Uluslararası kamuoyunun algısını belirleyen AP, AFP ve ARD Türkiye seçimlerini ve Erdoğan’ın akıbetini Washington ve Brüksel başta olmak üzere tüm dünyanın yakından takip ettiğini, 20 yıllık iktidar sahibinin ikinci turda daha avantajlı olduğunu, Kılıçdaroğlu’nun 2. olmasının hayal kırıklığıyla karşılandığını belirtti.
ABD’nin Associated Press haber ajansı; 20 yıldır Türkiye’yi giderek daha sıkı yumrukla yöneten Cumhurbaşkanı Recep Tayyip Erdoğan, pazartesi erken saatlerde son oylar sayılırken, baş rakibine karşı -kazan ya da kaybet ikinci turu olasılığı eşliğinde- zorlu bir seçim yarışına kilitlendi.
İster birkaç gün içinde ister iki hafta sonraki ikinci tur oylamadan sonra gelsin, sonuçlar, Avrupa ile Asya’yı birbirine bağlayan, ancak Suriye ve İran’la sınır komşusu olan NATO müttefikinin Erdoğan’ın kontrolünde mi kalacağı yoksa baş rakibi olan muhalefet lideri Kemal Kılıçdaroğlu’nun vaat ettiği daha demokratik yolda mı yürüyeceğini belirleyecek.
New York’taki St. Lawrence Üniversitesi’nin Ortadoğu tarihi ve siyaseti doçenti Howard Eissenstat, Erdoğan’ın partisinin mecliste iyi sonuç elde etmesinden ötürü ikinci turda daha avantajlı olacağını öngörerek “Seçmenler bölünmüş hükümet istemeyeceklerdir” dedi.
Uluslararası arenada, seçimlere, birleşik muhalefetin, neredeyse tüm devlet gücünü elinde toplamış ve dünya sahnesinde daha fazla nüfuz sahibi olmaya çalışan bir lideri yerinden etmeyi becerip beceremeyeceğine dair sınav gözüyle bakıldı.
Fransız haber ajansı AFP: Türkiye, Cumhurbaşkanı Recep Tayyip Erdoğan’ın laik rakibinin önüne geçtiği, ancak ilk turda galibiyet elde edemediği dramatik bir gecenin ardından, ilk kez ikinci tur seçime hazırlanıyor. Türkiye’nin Osmanlı sonrası döneminin en önemli seçiminin sonuçları, 2003’ten beri iktidarda olan ve bir düzineden fazla seçimde yenilmeyen Erdoğan’ın kazanmak için gereken yüzde 50 barajının hemen altında kaldığını gösterdi.
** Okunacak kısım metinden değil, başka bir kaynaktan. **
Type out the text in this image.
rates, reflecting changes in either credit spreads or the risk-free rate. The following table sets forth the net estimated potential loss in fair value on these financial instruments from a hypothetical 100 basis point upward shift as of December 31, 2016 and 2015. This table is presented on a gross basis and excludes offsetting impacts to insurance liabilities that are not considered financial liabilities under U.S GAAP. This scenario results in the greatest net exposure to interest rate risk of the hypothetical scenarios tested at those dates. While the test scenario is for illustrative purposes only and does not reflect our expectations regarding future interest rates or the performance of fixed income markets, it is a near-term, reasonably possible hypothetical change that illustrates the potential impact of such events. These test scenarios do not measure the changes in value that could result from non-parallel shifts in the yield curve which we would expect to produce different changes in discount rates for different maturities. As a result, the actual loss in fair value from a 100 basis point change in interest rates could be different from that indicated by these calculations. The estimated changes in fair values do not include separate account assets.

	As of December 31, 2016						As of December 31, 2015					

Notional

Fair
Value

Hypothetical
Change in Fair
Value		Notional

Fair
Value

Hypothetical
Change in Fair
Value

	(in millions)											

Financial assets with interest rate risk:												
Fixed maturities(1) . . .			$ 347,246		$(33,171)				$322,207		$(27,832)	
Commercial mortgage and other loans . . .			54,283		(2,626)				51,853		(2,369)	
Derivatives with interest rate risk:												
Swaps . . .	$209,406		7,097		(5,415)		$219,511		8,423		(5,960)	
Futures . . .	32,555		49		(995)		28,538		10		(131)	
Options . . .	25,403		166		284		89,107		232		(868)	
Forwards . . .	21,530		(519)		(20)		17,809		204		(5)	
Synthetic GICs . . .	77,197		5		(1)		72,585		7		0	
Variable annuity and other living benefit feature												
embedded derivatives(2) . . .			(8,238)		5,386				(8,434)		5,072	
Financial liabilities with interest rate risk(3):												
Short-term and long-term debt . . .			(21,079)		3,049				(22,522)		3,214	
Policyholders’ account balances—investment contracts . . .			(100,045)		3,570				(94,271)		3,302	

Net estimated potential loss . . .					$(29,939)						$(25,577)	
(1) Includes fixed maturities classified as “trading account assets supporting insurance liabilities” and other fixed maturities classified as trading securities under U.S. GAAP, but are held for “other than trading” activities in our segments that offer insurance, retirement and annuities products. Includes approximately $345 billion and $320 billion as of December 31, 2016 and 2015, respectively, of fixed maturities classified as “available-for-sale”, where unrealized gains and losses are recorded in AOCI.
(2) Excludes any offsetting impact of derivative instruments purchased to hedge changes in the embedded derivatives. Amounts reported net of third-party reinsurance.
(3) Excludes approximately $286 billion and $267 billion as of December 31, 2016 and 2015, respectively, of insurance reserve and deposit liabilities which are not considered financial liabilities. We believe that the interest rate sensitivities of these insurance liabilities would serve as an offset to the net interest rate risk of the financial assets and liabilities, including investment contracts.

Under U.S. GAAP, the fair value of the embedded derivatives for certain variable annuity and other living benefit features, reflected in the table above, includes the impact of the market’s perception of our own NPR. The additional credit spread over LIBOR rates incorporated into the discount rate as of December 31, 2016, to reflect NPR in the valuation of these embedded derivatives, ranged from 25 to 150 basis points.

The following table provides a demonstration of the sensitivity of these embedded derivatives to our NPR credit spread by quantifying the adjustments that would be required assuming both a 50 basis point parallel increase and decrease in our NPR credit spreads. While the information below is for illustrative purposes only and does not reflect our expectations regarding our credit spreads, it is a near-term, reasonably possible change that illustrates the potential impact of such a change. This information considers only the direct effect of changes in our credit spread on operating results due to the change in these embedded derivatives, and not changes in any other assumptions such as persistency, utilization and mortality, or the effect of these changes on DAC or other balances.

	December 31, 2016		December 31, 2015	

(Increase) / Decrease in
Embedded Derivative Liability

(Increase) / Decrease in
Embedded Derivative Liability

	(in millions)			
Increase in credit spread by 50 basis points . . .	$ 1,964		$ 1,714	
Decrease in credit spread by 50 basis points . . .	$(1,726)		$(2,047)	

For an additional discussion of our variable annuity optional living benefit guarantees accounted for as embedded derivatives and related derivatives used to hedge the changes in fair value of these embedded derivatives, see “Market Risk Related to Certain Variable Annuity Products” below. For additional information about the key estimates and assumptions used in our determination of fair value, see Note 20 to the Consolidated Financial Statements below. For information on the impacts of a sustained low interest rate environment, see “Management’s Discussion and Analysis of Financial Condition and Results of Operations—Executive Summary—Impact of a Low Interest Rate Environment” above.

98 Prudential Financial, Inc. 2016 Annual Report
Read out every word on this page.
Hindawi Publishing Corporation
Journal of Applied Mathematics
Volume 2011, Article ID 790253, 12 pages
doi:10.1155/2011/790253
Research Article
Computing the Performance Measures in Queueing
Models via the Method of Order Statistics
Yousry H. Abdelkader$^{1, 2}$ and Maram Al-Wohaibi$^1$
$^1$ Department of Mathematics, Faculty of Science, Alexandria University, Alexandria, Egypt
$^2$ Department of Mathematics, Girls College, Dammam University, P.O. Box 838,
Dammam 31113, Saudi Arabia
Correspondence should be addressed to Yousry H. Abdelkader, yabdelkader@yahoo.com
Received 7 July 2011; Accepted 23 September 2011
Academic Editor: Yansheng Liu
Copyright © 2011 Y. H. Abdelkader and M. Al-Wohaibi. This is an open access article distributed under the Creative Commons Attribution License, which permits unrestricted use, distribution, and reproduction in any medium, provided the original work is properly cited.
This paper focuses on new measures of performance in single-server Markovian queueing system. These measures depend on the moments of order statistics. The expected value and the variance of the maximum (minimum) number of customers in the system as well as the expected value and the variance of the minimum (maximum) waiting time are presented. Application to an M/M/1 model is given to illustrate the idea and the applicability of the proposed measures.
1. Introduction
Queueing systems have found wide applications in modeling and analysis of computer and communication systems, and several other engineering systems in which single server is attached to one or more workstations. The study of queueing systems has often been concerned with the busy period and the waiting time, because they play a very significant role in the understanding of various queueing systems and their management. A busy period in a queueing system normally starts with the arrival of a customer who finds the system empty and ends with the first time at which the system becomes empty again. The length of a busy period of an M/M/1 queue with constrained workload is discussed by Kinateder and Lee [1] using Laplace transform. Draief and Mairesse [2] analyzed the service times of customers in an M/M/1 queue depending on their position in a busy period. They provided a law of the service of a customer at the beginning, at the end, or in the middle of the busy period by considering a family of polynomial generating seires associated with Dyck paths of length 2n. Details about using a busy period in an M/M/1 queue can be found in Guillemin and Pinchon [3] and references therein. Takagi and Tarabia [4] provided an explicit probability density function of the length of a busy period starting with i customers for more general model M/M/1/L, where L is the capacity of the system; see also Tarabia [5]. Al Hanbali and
Muhalefet lideri Kemal Kılıçdaroğlu’nun, seçime az süre kala düzenlenen anketlerde önde gözükmesinin ardından, yüzde 45 oyla Erdoğan’ın gerisinde kalması hayal kırıklığına neden oldu. Kılıçdaroğlu cephesi başlangıçta oy sayımına itiraz edip önde olduğunu iddia etti. Ancak 74 yaşındaki lider, pazartesi günü erken saatlerde gazetecilerin karşısına geçtiğinde biraz umutsuzluğa düşmüş gibi gözüktü ve ikinci turun kaçınılmaz göründüğünü kabul etti.
Artık dikkatin çoğu, oyların yüzde 5’ini alan bağımsız aday Sinan Oğan’a odaklandı. MHP’den ihraç edilen Oğan, seçimlerden sonra “Şu veya bu adayı destekleyip desteklemeyeceğimizi söylemeyeceğiz. Onların temsilcileriyle istişarelerde bulunacağız ve sonra karar vereceğiz” dedi.
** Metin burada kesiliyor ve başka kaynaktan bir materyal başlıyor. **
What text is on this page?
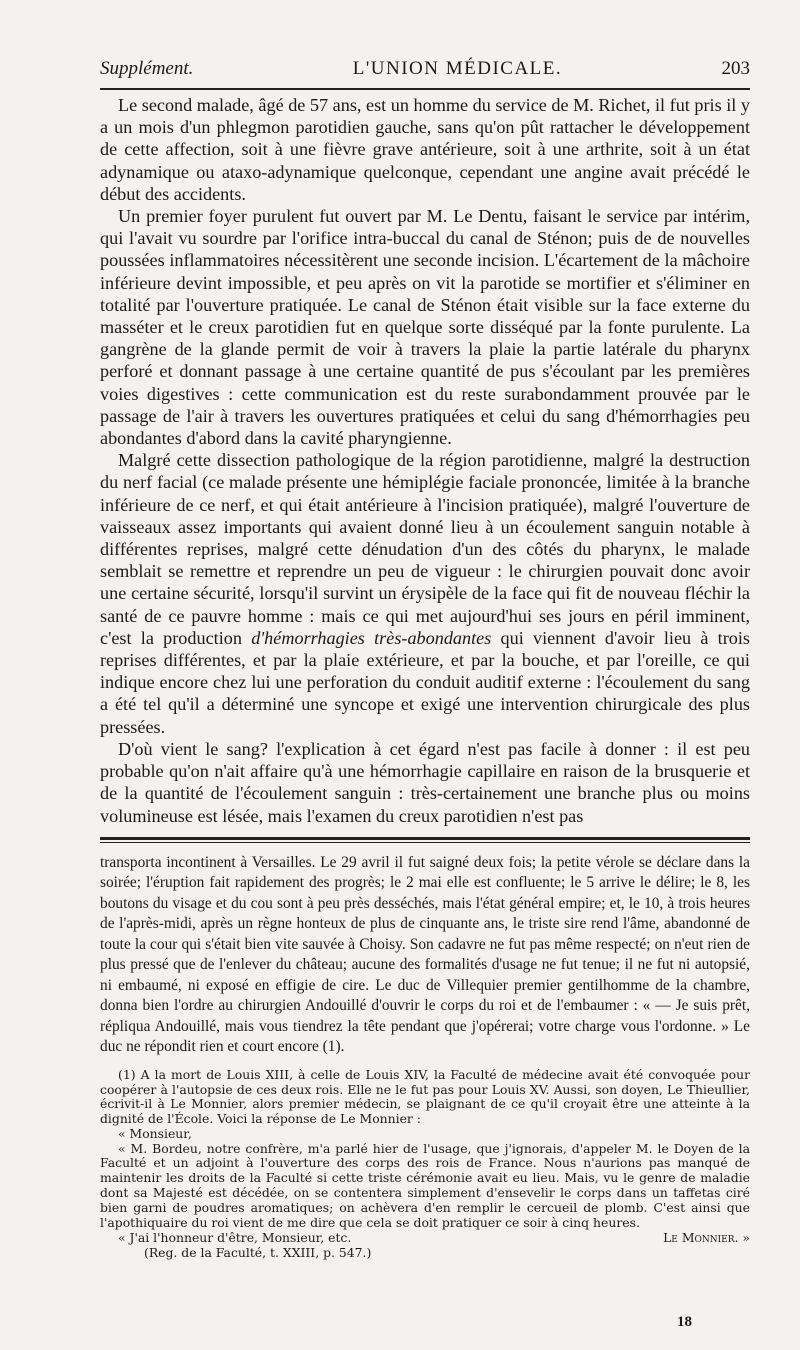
Supplément.	L'UNION MÉDICALE.	203

Le second malade, âgé de 57 ans, est un homme du service de M. Richet, il fut pris il y a un mois d'un phlegmon parotidien gauche, sans qu'on pût rattacher le développement de cette affection, soit à une fièvre grave antérieure, soit à une arthrite, soit à un état adynamique ou ataxo-adynamique quelconque, cependant une angine avait précédé le début des accidents.

Un premier foyer purulent fut ouvert par M. Le Dentu, faisant le service par intérim, qui l'avait vu sourdre par l'orifice intra-buccal du canal de Sténon; puis de de nouvelles poussées inflammatoires nécessitèrent une seconde incision. L'écartement de la mâchoire inférieure devint impossible, et peu après on vit la parotide se mortifier et s'éliminer en totalité par l'ouverture pratiquée. Le canal de Sténon était visible sur la face externe du masséter et le creux parotidien fut en quelque sorte disséqué par la fonte purulente. La gangrène de la glande permit de voir à travers la plaie la partie latérale du pharynx perforé et donnant passage à une certaine quantité de pus s'écoulant par les premières voies digestives : cette communication est du reste surabondamment prouvée par le passage de l'air à travers les ouvertures pratiquées et celui du sang d'hémorrhagies peu abondantes d'abord dans la cavité pharyngienne.

Malgré cette dissection pathologique de la région parotidienne, malgré la destruction du nerf facial (ce malade présente une hémiplégie faciale prononcée, limitée à la branche inférieure de ce nerf, et qui était antérieure à l'incision pratiquée), malgré l'ouverture de vaisseaux assez importants qui avaient donné lieu à un écoulement sanguin notable à différentes reprises, malgré cette dénudation d'un des côtés du pharynx, le malade semblait se remettre et reprendre un peu de vigueur : le chirurgien pouvait donc avoir une certaine sécurité, lorsqu'il survint un érysipèle de la face qui fit de nouveau fléchir la santé de ce pauvre homme : mais ce qui met aujourd'hui ses jours en péril imminent, c'est la production d'hémorrhagies très-abondantes qui viennent d'avoir lieu à trois reprises différentes, et par la plaie extérieure, et par la bouche, et par l'oreille, ce qui indique encore chez lui une perforation du conduit auditif externe : l'écoulement du sang a été tel qu'il a déterminé une syncope et exigé une intervention chirurgicale des plus pressées.

D'où vient le sang? l'explication à cet égard n'est pas facile à donner : il est peu probable qu'on n'ait affaire qu'à une hémorrhagie capillaire en raison de la brusquerie et de la quantité de l'écoulement sanguin : très-certainement une branche plus ou moins volumineuse est lésée, mais l'examen du creux parotidien n'est pas

transporta incontinent à Versailles. Le 29 avril il fut saigné deux fois; la petite vérole se déclare dans la soirée; l'éruption fait rapidement des progrès; le 2 mai elle est confluente; le 5 arrive le délire; le 8, les boutons du visage et du cou sont à peu près desséchés, mais l'état général empire; et, le 10, à trois heures de l'après-midi, après un règne honteux de plus de cinquante ans, le triste sire rend l'âme, abandonné de toute la cour qui s'était bien vite sauvée à Choisy. Son cadavre ne fut pas même respecté; on n'eut rien de plus pressé que de l'enlever du château; aucune des formalités d'usage ne fut tenue; il ne fut ni autopsié, ni embaumé, ni exposé en effigie de cire. Le duc de Villequier premier gentilhomme de la chambre, donna bien l'ordre au chirurgien Andouillé d'ouvrir le corps du roi et de l'embaumer : « — Je suis prêt, répliqua Andouillé, mais vous tiendrez la tête pendant que j'opérerai; votre charge vous l'ordonne. » Le duc ne répondit rien et court encore (1).

(1) A la mort de Louis XIII, à celle de Louis XIV, la Faculté de médecine avait été convoquée pour coopérer à l'autopsie de ces deux rois. Elle ne le fut pas pour Louis XV. Aussi, son doyen, Le Thieullier, écrivit-il à Le Monnier, alors premier médecin, se plaignant de ce qu'il croyait être une atteinte à la dignité de l'École. Voici la réponse de Le Monnier :

« Monsieur,

« M. Bordeu, notre confrère, m'a parlé hier de l'usage, que j'ignorais, d'appeler M. le Doyen de la Faculté et un adjoint à l'ouverture des corps des rois de France. Nous n'aurions pas manqué de maintenir les droits de la Faculté si cette triste cérémonie avait eu lieu. Mais, vu le genre de maladie dont sa Majesté est décédée, on se contentera simplement d'ensevelir le corps dans un taffetas ciré bien garni de poudres aromatiques; on achèvera d'en remplir le cercueil de plomb. C'est ainsi que l'apothiquaire du roi vient de me dire que cela se doit pratiquer ce soir à cinq heures.

« J'ai l'honneur d'être, Monsieur, etc.	Le Monnier. »
(Reg. de la Faculté, t. XXIII, p. 547.)
18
Alman kamu yayıncısı ARD’ye bağlı Tagesschau (Uwe Lueb’in İstanbul’dan yazdığı yorum): Muhalefetin nafile çabaları… Türkiye’deki kafa kafaya yarış şunu gösteriyor: Ekonomik krize, yolsuzluğa ve deprem bölgesindeki yetkililerin başarısızlığına rağmen Cumhurbaşkanı Erdoğan’la devam etmenin beklenmesi lazım. Bu da seçim kampanyasının adil olmamasından kaynaklanıyor.
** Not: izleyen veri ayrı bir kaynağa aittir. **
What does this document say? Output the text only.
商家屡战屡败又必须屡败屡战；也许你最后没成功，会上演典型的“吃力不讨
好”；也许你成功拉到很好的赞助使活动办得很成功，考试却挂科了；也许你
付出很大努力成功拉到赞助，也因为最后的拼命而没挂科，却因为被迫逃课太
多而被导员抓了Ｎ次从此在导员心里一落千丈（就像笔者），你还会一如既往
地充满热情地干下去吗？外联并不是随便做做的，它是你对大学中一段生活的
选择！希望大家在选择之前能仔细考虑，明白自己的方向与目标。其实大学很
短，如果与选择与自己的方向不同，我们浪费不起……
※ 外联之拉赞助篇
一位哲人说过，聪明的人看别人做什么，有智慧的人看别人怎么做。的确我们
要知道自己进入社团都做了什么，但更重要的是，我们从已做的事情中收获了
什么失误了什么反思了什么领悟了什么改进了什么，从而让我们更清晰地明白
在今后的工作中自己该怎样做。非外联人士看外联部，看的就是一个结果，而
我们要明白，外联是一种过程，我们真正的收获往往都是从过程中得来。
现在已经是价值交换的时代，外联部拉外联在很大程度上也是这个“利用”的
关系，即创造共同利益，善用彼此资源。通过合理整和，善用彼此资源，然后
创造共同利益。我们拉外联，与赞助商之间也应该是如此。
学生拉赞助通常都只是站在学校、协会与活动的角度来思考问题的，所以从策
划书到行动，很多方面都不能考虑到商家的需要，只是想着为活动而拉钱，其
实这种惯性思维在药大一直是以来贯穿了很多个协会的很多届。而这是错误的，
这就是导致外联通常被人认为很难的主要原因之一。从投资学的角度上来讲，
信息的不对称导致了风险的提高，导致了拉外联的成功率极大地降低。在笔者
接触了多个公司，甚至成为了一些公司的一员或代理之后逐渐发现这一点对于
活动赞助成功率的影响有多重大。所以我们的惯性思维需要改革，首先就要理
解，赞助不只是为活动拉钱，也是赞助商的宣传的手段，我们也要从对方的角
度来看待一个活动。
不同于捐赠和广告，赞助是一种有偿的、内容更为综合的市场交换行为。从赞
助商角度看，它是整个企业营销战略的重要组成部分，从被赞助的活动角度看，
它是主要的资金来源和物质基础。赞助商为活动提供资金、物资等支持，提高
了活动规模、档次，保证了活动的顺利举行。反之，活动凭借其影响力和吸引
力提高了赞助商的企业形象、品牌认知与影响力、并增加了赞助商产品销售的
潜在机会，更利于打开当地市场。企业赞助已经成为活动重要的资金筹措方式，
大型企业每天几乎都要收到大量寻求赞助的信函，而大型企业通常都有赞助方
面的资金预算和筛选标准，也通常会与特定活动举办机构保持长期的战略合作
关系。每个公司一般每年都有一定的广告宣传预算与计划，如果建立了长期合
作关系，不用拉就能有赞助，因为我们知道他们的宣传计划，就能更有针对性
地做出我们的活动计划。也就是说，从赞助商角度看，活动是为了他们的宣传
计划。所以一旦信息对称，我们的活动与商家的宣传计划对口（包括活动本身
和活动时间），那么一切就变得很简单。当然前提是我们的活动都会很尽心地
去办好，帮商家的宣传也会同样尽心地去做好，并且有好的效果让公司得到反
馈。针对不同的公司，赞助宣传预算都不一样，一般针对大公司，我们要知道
AK Parti ve Recep Tayyip Erdoğan’la 20 yıl geçirdikten sonra Türkiye halkının iktidarı değiştirmek istediğine inananların hepsi, hayal kırıklığına uğradı. Giderek otokratikleşen hükümet tarzı, enflasyon, düşük ücretler, yolsuzluk iddiaları, depremden sonra devlet yardımlarının gecikmesi, Erdoğan tarafından tolere edilen kötü inşaatlar nedeniyle daha fazla binanın çökmesi: Bunların hiçbiri onu görevden almaya yetmedi.
Muharrem İnce’nin adaylıktan çekilmesi de Kılıçdaroğlu’nun kazanmasına yetmedi.
Şimdi geriye tutunacak, kampanyanın adil olmaması kalıyor. Büyük medyanın -özellikle elektronik medyanın- yüzde 90’ı Erdoğan’a sadıksa, bununla baş etmek zor.
En azından Kılıçdaroğlu, Boğaz’ın güçlü adamını ikinci tura mecbur bıraktı.
Birleşik muhalefetin onca çabası şimdilik bundan fazlasına yetmedi.